Собинов тихонько сказал теще:
— Мама, придется потерпеть и о крестинах ни слова! Иначе я могу до офицерской пенсии не доработать!
— Знаю, Петя! Настёнка предупредила! Лешку я у соседей в деревне оставила, чтоб не проболтался.
Варнавин прибыл через пару минут, успев за это время переодеться. Спокойно подошел к колыбельке спящего младенца и деланно ахнул:
— А эт-то что такое, Петр Леонидович?
Подполковник подскочил к спящему ребенку и похолодел: на шейке сынишки висел медный крестик из церкви. Собинов закрутил головой, пытаясь быстро что-то придумать и тут увидел глаза замполита. Варнавин беззвучно хохотал. Командир развел руками и тоже рассмеялся.

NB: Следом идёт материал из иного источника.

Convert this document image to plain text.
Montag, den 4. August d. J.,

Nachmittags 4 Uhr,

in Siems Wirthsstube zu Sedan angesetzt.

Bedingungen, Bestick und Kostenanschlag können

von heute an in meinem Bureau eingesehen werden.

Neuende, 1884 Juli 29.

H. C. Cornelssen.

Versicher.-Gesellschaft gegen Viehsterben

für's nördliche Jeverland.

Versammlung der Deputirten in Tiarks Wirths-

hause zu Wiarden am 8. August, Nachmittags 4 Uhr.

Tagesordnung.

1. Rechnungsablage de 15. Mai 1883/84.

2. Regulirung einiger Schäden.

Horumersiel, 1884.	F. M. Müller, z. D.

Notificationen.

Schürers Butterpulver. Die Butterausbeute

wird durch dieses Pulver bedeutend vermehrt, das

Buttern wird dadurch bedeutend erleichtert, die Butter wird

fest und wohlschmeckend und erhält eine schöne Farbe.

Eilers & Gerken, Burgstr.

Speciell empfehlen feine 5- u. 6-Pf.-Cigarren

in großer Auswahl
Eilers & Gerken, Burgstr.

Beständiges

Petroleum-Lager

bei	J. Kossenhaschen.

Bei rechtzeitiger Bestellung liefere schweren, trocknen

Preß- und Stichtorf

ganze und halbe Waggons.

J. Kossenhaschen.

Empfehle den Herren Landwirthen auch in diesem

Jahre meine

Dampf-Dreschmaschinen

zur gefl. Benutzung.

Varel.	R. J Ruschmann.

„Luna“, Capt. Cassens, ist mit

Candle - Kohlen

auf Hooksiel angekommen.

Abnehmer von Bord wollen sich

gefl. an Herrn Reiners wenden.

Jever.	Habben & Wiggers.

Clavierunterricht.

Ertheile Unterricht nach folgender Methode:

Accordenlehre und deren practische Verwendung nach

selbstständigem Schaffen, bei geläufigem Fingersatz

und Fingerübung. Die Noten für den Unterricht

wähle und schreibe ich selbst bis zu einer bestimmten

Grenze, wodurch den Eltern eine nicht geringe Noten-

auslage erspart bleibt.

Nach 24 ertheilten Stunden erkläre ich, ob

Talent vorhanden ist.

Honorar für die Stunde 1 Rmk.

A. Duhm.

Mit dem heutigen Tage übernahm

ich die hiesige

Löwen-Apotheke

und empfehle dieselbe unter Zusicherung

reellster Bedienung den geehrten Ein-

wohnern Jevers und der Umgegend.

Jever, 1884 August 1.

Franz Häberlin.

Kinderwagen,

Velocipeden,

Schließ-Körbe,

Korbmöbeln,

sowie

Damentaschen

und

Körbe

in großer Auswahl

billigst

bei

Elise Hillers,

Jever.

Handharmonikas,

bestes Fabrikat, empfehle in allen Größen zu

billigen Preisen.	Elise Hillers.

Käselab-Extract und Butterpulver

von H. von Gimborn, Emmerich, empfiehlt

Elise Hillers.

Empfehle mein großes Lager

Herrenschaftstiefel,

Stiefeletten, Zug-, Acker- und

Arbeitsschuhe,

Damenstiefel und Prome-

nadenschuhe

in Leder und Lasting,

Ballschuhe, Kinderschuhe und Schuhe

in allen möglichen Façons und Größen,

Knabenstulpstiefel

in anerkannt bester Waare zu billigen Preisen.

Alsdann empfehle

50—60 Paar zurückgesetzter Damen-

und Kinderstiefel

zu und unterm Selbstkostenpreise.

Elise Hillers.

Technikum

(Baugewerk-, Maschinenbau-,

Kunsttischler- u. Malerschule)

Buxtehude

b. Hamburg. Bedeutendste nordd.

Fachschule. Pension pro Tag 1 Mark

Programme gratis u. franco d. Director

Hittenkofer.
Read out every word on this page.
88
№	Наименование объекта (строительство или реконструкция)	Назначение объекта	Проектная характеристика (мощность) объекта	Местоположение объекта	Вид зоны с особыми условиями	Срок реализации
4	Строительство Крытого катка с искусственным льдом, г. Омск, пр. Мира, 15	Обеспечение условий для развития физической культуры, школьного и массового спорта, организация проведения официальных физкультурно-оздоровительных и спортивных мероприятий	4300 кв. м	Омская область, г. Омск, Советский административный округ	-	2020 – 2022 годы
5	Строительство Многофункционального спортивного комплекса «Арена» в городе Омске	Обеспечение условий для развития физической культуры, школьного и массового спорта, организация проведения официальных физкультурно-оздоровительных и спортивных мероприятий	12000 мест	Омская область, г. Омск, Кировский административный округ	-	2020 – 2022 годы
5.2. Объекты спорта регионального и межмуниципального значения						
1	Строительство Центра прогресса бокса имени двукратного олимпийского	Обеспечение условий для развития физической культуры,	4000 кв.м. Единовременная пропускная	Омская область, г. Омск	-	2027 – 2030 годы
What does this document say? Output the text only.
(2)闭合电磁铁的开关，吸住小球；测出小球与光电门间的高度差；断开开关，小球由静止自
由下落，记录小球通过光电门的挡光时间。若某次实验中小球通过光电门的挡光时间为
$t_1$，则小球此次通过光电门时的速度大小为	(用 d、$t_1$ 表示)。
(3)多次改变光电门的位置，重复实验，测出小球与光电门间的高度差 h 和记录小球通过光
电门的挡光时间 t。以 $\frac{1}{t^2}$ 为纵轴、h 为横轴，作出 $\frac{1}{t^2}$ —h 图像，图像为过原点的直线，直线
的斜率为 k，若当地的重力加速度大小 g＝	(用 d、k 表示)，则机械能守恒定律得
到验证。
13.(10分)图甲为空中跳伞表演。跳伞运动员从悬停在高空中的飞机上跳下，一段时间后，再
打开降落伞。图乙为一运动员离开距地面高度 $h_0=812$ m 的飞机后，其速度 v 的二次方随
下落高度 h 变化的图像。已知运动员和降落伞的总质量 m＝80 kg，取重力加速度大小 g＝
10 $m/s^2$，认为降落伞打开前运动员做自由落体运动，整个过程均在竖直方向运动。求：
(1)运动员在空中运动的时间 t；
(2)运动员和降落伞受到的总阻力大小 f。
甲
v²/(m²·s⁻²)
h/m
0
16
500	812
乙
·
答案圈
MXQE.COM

На свадьбе у Павла и Кати Малых Марина побывала лишь в первый день. Поздравила молодых, просидела еще часа два и незаметно исчезла. Эта свадьба напомнила ее собственную. Степанова долго бродила за околицей. Дошла до дуба и уткнувшись в бугристую кору лицом беззвучно заплакала.
Две недели пробежали быстро. Она помогла родителям убрать картошку, морковь и свеклу. Охотилась и ходила в лес за грибами каждый день. Приносила по утке или по две. В день отъезда Петр Леонидович снова выделил ей машину. На этот раз проводы обошлись без слез. Родители, похоже, поверили в то, что она работает в Москве и успокоились.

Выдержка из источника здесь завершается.